One solution is to borrow from the toolkit of the lean movement and introduce a blank canvas approach to business modelling, posing a lot of “what if?” type questions. Simulation can help here. It is possible to use digital assets, including digital twins of physical environments, to simulate different options and use AI to predict the outcome of each.
Disrupters have one advantage in deploying AI, as long as they employ speed. The key is capturing feedback data, which enables prediction performance to improve constantly. In this way, AI systems display a very human trait – they can learn from outcomes as the authors explain:
“For data to generate a long-term advantage, early movers need to harness feedback data. Operating in the field, they can collect powerful feedback data that they can use to improve their predictions, making it harder for others to catch up. The advantage isn’t in launching when others can’t. The advantage is that launching enables the collection of feedback data.”
Take Google, for example. Because of the massive investment it has made in talent as well as data, it makes very accurate predictions about who wants what and when, which makes it an excellent targeted advertising platform. It has built-in feedback loops enabling it to see whether its predictions are accurate or not. If it finds it has made an error, it corrects the model for next time, which makes it difficult for competitors to compete.
Prediction machines have a long way to go before they replace humans
Fast feedback loops lead to races to market. Imagine the first AI that is able to safely navigate a car through New York City. Once it receives regulatory approval, the AI will continue to collect data and get better and better. When a second AI is approved it won’t have the same quantity and quality of data, lowering its appeal.
As the authors note, for an AI to be accurate, it needs enough data.

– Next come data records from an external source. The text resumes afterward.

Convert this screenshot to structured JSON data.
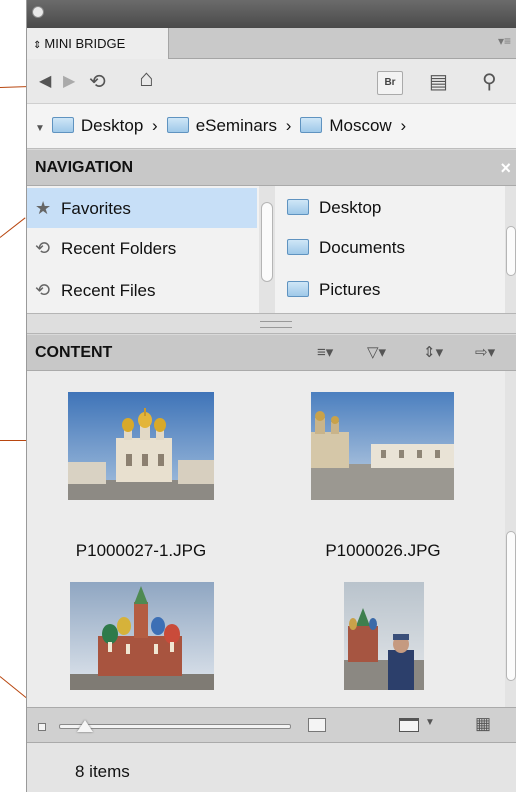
{
  "panel": {
    "tab_label": "MINI BRIDGE",
    "tab_arrow": "⇕",
    "menu_glyph": "▾≡"
  },
  "toolbar": {
    "back_icon": "◀",
    "forward_icon": "▶",
    "recent_icon": "⟲",
    "home_icon": "⌂",
    "bridge_label": "Br",
    "view_icon": "▤",
    "search_icon": "⚲"
  },
  "path": {
    "expand_glyph": "▼",
    "segments": [
      {
        "label": "Desktop",
        "sep": "›"
      },
      {
        "label": "eSeminars",
        "sep": "›"
      },
      {
        "label": "Moscow",
        "sep": "›"
      }
    ]
  },
  "navigation": {
    "title": "NAVIGATION",
    "close_glyph": "×",
    "items": [
      {
        "label": "Favorites",
        "icon": "star-icon",
        "glyph": "★"
      },
      {
        "label": "Recent Folders",
        "icon": "recent-folders-icon",
        "glyph": "⟲"
      },
      {
        "label": "Recent Files",
        "icon": "recent-files-icon",
        "glyph": "⟲"
      }
    ],
    "folders": [
      {
        "label": "Desktop"
      },
      {
        "label": "Documents"
      },
      {
        "label": "Pictures"
      }
    ]
  },
  "content": {
    "title": "CONTENT",
    "tools": {
      "sort": "≡▾",
      "filter": "▽▾",
      "order": "⇕▾",
      "tools": "⇨▾"
    },
    "files": [
      {
        "name": "P1000027-1.JPG"
      },
      {
        "name": "P1000026.JPG"
      },
      {
        "name": ""
      },
      {
        "name": ""
      }
    ]
  },
  "status": {
    "items_count": "8 items"
  },
  "colors": {
    "selection": "#c7dff7",
    "callout": "#b8460f"
  }
}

Gathering the data to achieve this minimum scale takes time and effort. The advantage to launching first depends on how much effort is required to have a commercially viable prediction.
Sometimes not much effort is needed. Early internet search engines were not especially accurate as there was a high tolerance for error. This encouraged fierce competition. Contrast that with autonomous vehicles where the tolerance for error is extremely low. AI’s efficacy needs to be measurably better than humans if people’s lives are at stake. The cost of this is high, which discourages competition.
Gans and his co-authors write thoughtfully as well as insightfully about the possibilities of AI, but also see the challenges and maintain a healthy scepticism throughout the book.
Sometimes the hype simply doesn’t stand up to scrutiny. Some have suggested that AI could replace radiologists and it’s understandable why – the machines are demonstrably better at predicting the right diagnosis from an image. But that fails to understand the other important things radiologists do. The authors list 30.
Prediction machines have a long way to go before they replace humans. The key is knowing when and how to use them.
Power and Prediction, the disruptive economics of artificial intelligence, by Ajay Agrawal, Joshua Gans and Avi Goldfarb is published by Harvard Business Review Press.